2016’s DOOM is a perfect example of this. In a world full of military shooters with big, movie style campaigns, DOOM was simple. The story of Hell pouring out on Mars surface wasn’t new, but it was well realized. The atmosphere sung. The mechanics were tight and responsive and, the level design actively supported both.
If MotherGunship, the procedurally-generated shooter from Grip Digital, does anything right, it’s appreciate that mantra. Art is ultimately a concept of execution, and when it matters most, MG absolutely executes. It does so inconsistently, though, sometimes shooting just short of the stars and in others, not really shooting at all.
After waking up in peril, you get recruited to the human resistance, fighting the good fight against an alien menace. The Archivists are basically DC’s Brainiac, they travel space, absorbing knowledge and re-purposing it to create it’s fleet of ships. Each is filled with randomly organized rooms, full of a layouts and hazards that will be unique and interesting at first. After about 10 hours, they become pretty routine.
Each mission, be it main campaign or side tasks, send you into these vessels to blow them up from the inside. The enemies you face, like the rooms you’ll path through, will be randomly distributed as well. These creatures come in a limited array of shapes and sizes. Their diversity is determined by how hard they hit, or how many of them are in your face. An aesthetic miss that gets old quick.
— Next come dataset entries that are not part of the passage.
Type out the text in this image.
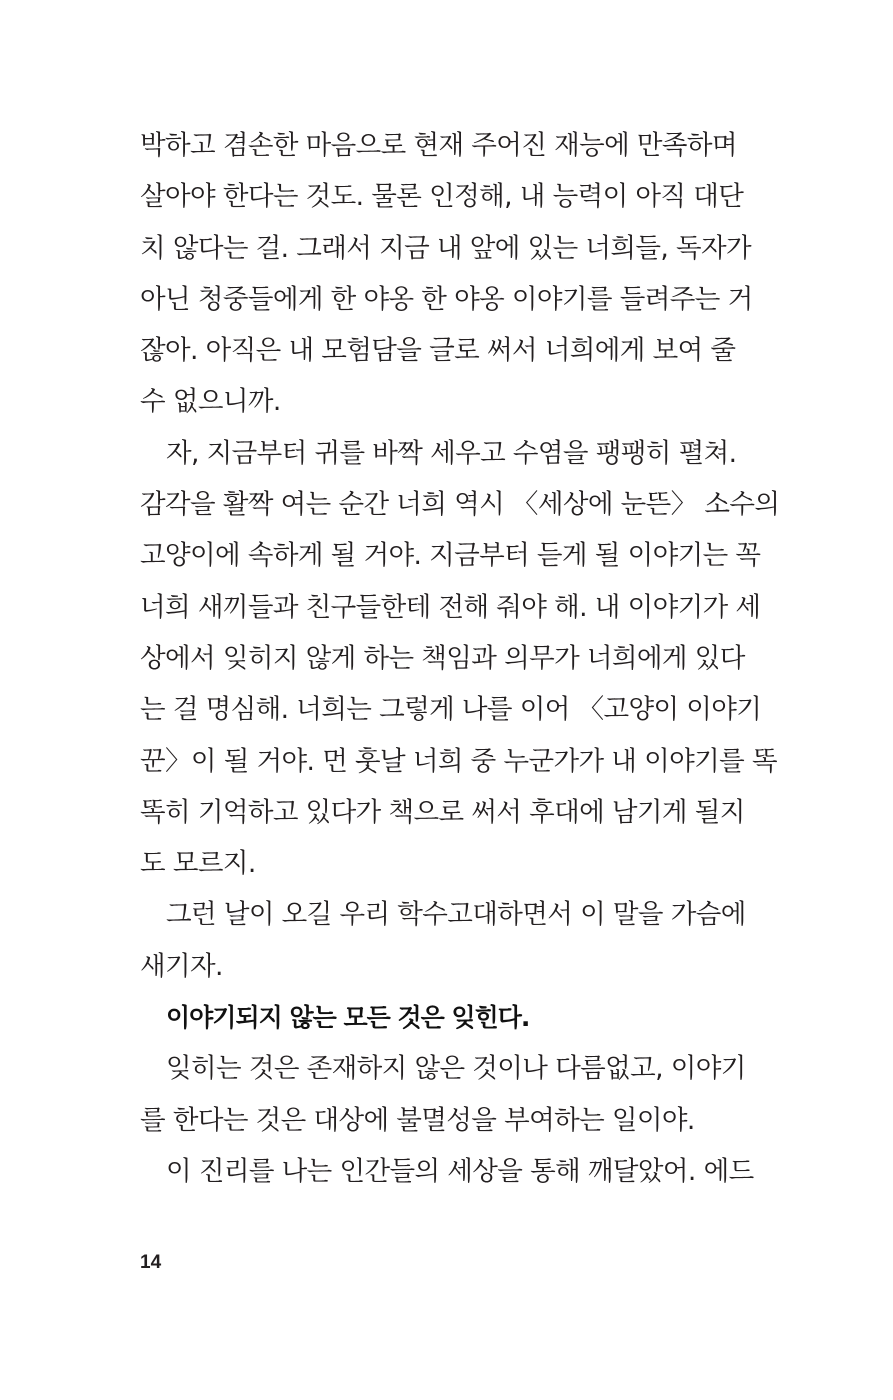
박하고 겸손한 마음으로 현재 주어진 재능에 만족하며
살아야 한다는 것도. 물론 인정해, 내 능력이 아직 대단
치 않다는 걸. 그래서 지금 내 앞에 있는 너희들, 독자가
아닌 청중들에게 한 야옹 한 야옹 이야기를 들려주는 거
잖아. 아직은 내 모험담을 글로 써서 너희에게 보여 줄
수 없으니까.
자, 지금부터 귀를 바짝 세우고 수염을 팽팽히 펼쳐.
감각을 활짝 여는 순간 너희 역시 〈세상에 눈뜬〉 소수의
고양이에 속하게 될 거야. 지금부터 듣게 될 이야기는 꼭
너희 새끼들과 친구들한테 전해 줘야 해. 내 이야기가 세
상에서 잊히지 않게 하는 책임과 의무가 너희에게 있다
는 걸 명심해. 너희는 그렇게 나를 이어 〈고양이 이야기
꾼〉이 될 거야. 먼 훗날 너희 중 누군가가 내 이야기를 똑
똑히 기억하고 있다가 책으로 써서 후대에 남기게 될지
도 모르지.
그런 날이 오길 우리 학수고대하면서 이 말을 가슴에
새기자.
이야기되지 않는 모든 것은 잊힌다.
잊히는 것은 존재하지 않은 것이나 다름없고, 이야기
를 한다는 것은 대상에 불멸성을 부여하는 일이야.
이 진리를 나는 인간들의 세상을 통해 깨달았어. 에드
14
Same with the overall sci-fi world. It’s incredibly generic cartoony tech, with just enough character to match the tone, but not enough to be memorable in the more grand video game executions of the genre. None of it is taken too seriously, with a punchline punctuating every interaction with the limited characters you’ll meet. Even with Dave Pettitt channeling his inner Peter Serafinowicz’s Tick in his role as the The Colonel, your disembodied guide, the “funny” is really inconsistent.
MotherGunship takes its basic pieces and makes a stable arena for you to play in. Then it passes you a bunch of pieces, and asks you to get equally as creative. In this, MotherGunship comes together and really wows.
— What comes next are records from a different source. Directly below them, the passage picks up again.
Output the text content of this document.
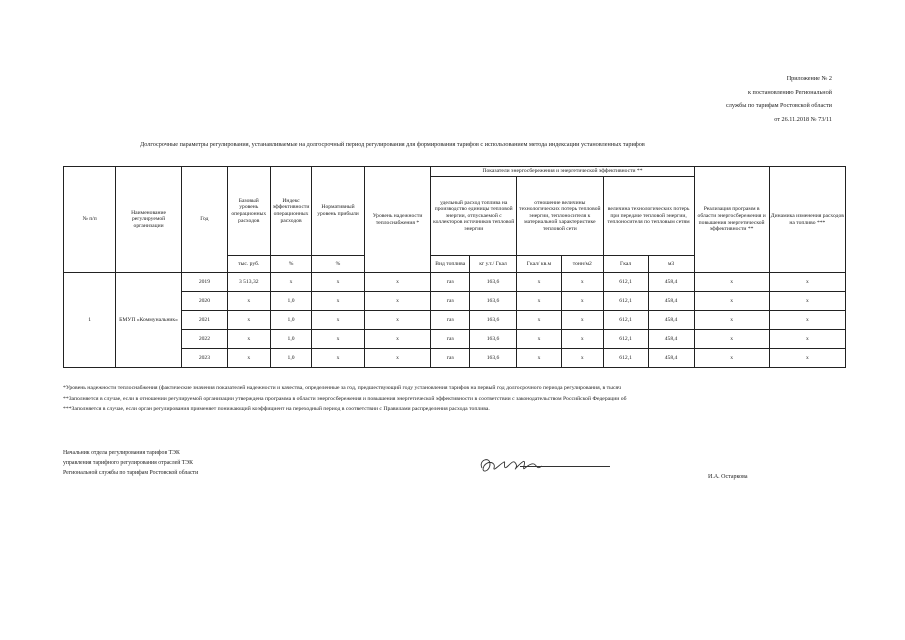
Приложение № 2
к постановлению Региональной
службы по тарифам Ростовской области
от 26.11.2018 № 73/11
Долгосрочные параметры регулирования, устанавливаемые на долгосрочный период регулирования для формирования тарифов с использованием метода индексации установленных тарифов
№ п/п	Наименование регулируемой организации	Год	Базовый уровень операционных расходов	Индекс эффективности операционных расходов	Нормативный уровень прибыли	Уровень надежности теплоснабжения *	Показатели энергосбережения и энергетической эффективности **						Реализация программ в области энергосбережения и повышения энергетической эффективности **	Динамика изменения расходов на топливо ***
							удельный расход топлива на производство единицы тепловой энергии, отпускаемой с коллекторов источников тепловой энергии		отношение величины технологических потерь тепловой энергии, теплоносителя к материальной характеристике тепловой сети		величина технологических потерь при передаче тепловой энергии, теплоносителя по тепловым сетям			
			тыс. руб.	%	%		Вид топлива	кг у.т./ Гкал	Гкал/ кв.м	тонн/м2	Гкал	м3		
1	БМУП «Коммунальник»	2019	3 513,32	x	x	x	газ	163,6	x	x	612,1	458,4	x	x
		2020	x	1,0	x	x	газ	163,6	x	x	612,1	458,4	x	x
		2021	x	1,0	x	x	газ	163,6	x	x	612,1	458,4	x	x
		2022	x	1,0	x	x	газ	163,6	x	x	612,1	458,4	x	x
		2023	x	1,0	x	x	газ	163,6	x	x	612,1	458,4	x	x
*Уровень надежности теплоснабжения (фактические значения показателей надежности и качества, определенные за год, предшествующий году установления тарифов на первый год долгосрочного периода регулирования, в тысяч
**Заполняется в случае, если в отношении регулируемой организации утверждена программа в области энергосбережения и повышения энергетической эффективности в соответствии с законодательством Российской Федерации об
***Заполняется в случае, если орган регулирования применяет понижающий коэффициент на переходный период в соответствии с Правилами распределения расхода топлива.
Начальник отдела регулирования тарифов ТЭК
управления тарифного регулирования отраслей ТЭК
Региональной службы по тарифам Ростовской области
И.А. Остаркова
As you progress in the shooting of generic robo-foes, you collect pieces to put guns together with. And this erector set of pain is only limited by your own imagination. So long as you have the barrels and the connectors, you can shoot in ways that dont even make any sense on paper. Two triple chain guns with bouncing bullets? Rockets launchers that are also chainsaws? Nonsense is the name of the game.
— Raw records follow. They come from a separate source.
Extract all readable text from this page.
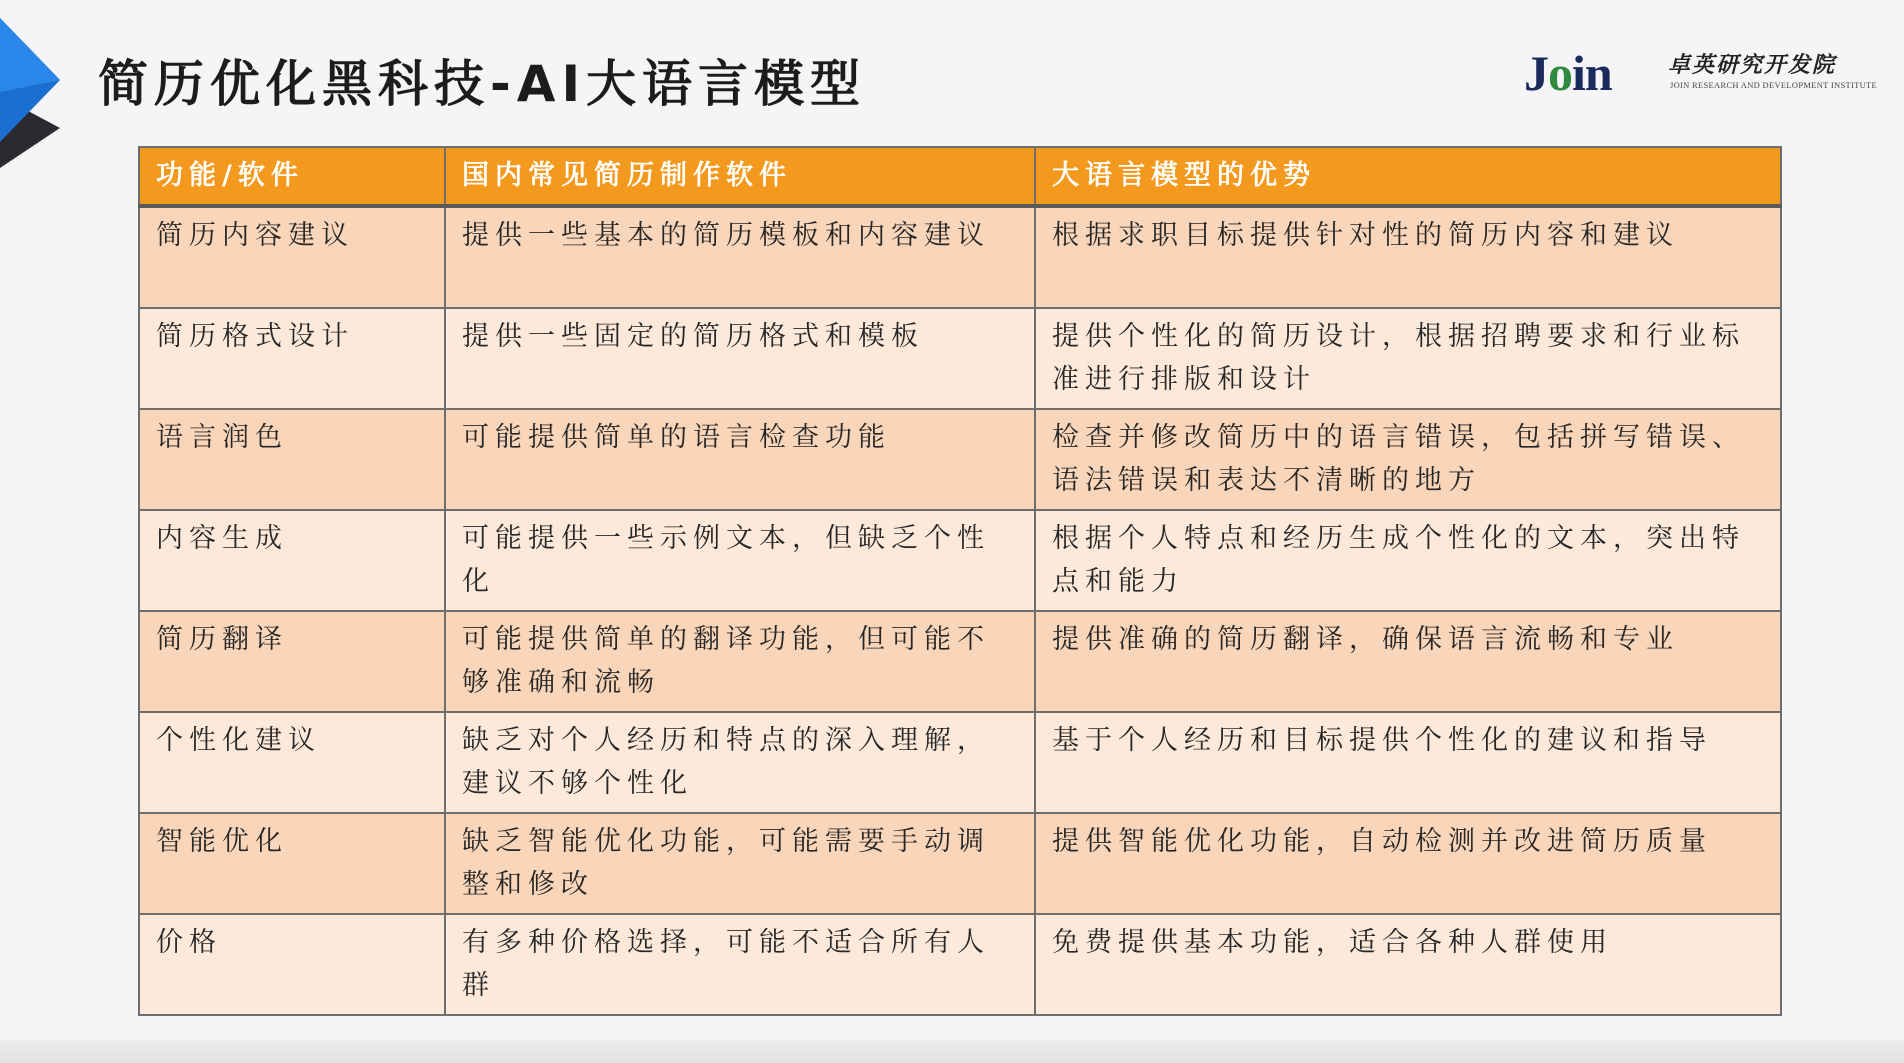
简历优化黑科技-AI大语言模型	Join	卓英研究开发院
JOIN RESEARCH AND DEVELOPMENT INSTITUTE
功能/软件	国内常见简历制作软件	大语言模型的优势
简历内容建议	提供一些基本的简历模板和内容建议	根据求职目标提供针对性的简历内容和建议
简历格式设计	提供一些固定的简历格式和模板	提供个性化的简历设计，根据招聘要求和行业标准进行排版和设计
语言润色	可能提供简单的语言检查功能	检查并修改简历中的语言错误，包括拼写错误、语法错误和表达不清晰的地方
内容生成	可能提供一些示例文本，但缺乏个性化	根据个人特点和经历生成个性化的文本，突出特点和能力
简历翻译	可能提供简单的翻译功能，但可能不够准确和流畅	提供准确的简历翻译，确保语言流畅和专业
个性化建议	缺乏对个人经历和特点的深入理解，建议不够个性化	基于个人经历和目标提供个性化的建议和指导
智能优化	缺乏智能优化功能，可能需要手动调整和修改	提供智能优化功能，自动检测并改进简历质量
价格	有多种价格选择，可能不适合所有人群	免费提供基本功能，适合各种人群使用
The enemies will give as good as they get, often covering every square inch of a room with projectiles of various shapes, colors, and speed. It gets reminiscent of Nier: Automata’s bullet hell sequences, but with far more cartoonish action. The ebb and flow of boosting through the air with way too many jumps, dodging fire while keeping an eye on your own health and gun energy (ammo) is a powerfully rewarding experience that you’ll chase for hours.
Closing Comments:
It’s simplicity hurts MotherGunship in small ways. Every shape in Picasso’s Don Quixote is placed with purpose, as long and solid as it should be and no more. Every variable in this sci-fi shooter does the job, but not to the best of its ability. When it gives the artistic control to the player, via the create-a-gun feature or the busy ballet of bullets your given to use them in, MotherGunship truly becomes a masterpiece.
This game was reviewed on a Standard PlayStation 4 system with review code provided by Evolve and Grip Digital.